11th Conference on Atmospheric Radiation and the 11th Conference on Cloud Physics

Monday, 3 June 2002: 9:15 AM
Cloud model interpretation of the mechanisms responsible for the satellite-observed enhanced V and other features atop some Midwest severe thunderstorms
Pao K. Wang, Univ. of Wisconsin, Madison, WI; and H. M. Lin, S. Natali, S. Bachmeier, and R. Rabin
Poster PDF (296.5 kB)
Satellite infrared observations have identified several common cloud top features above some severe thunderstorms occurred in the US Midwest. These include the so-called enhanced-V (a cold V-shapes region in the upstream rim of the anvil), cold area (CA), warm-cold couplet, close-in warm area (CWA), and distant warm area (DWA). Some forecasters use these features to identify the severity and the development stage of the storm. While these features have been known for some time, the responsible mechanisms for them have not been adequately understood due to the complexity of the thunderstorm cloud top processes.
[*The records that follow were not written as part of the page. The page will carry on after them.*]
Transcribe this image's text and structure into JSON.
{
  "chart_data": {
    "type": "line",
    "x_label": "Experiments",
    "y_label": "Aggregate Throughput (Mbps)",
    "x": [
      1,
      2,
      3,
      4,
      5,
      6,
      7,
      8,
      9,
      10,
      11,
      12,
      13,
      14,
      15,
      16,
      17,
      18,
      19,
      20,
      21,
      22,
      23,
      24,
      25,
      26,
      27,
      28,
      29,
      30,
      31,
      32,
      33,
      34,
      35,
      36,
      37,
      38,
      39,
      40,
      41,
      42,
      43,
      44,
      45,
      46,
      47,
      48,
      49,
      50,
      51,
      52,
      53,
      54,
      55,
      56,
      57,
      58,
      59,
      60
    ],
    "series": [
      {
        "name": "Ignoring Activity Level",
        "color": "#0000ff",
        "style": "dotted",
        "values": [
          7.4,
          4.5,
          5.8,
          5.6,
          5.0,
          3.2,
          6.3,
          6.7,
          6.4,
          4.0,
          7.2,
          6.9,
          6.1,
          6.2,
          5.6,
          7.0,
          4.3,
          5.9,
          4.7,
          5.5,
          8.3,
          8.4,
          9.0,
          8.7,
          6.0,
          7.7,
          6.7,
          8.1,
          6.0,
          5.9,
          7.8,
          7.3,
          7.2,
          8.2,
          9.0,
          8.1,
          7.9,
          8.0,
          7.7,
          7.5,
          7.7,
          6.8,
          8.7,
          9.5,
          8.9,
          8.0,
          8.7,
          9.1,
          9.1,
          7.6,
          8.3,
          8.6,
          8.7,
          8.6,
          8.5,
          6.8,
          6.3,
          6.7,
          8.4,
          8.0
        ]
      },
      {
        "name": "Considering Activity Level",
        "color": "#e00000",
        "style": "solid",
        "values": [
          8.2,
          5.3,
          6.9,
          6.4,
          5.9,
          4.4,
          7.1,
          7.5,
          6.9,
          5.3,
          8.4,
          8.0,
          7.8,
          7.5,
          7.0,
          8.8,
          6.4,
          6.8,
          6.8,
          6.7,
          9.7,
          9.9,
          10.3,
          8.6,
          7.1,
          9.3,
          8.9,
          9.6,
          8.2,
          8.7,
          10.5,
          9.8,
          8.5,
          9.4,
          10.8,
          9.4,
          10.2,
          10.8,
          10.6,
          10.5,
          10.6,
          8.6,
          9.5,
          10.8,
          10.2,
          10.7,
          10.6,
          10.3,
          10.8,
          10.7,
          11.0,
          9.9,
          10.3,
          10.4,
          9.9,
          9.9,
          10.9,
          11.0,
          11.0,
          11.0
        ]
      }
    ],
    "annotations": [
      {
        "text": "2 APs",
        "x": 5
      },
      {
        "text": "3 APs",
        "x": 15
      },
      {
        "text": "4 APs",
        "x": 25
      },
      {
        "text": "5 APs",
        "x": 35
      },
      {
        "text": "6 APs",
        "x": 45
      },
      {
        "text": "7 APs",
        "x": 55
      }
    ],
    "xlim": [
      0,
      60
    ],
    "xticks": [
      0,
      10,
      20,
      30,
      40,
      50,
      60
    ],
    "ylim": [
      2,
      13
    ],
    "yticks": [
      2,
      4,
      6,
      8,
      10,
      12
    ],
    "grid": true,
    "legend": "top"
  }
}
In the present paper we will report an investigation of the physical mechanisms responsible for the production of these features. We performed numerical simulations of several Midwest severe thunderstorms using a deep convective storm model WISCDYMM developed by us and performed detailed analyses of both physical and dynamical processes occurred at the cloud top level. The model produced simulated storms that closely resemble the observed storms, and the cloud top temperature fields of the simulated storms contain all the satellite-observed features as indicated in the first paragraph. Analyses show that the observed cloud top features are mainly the results of dynamical processes but cloud microphysical processes may influence the magnitudes.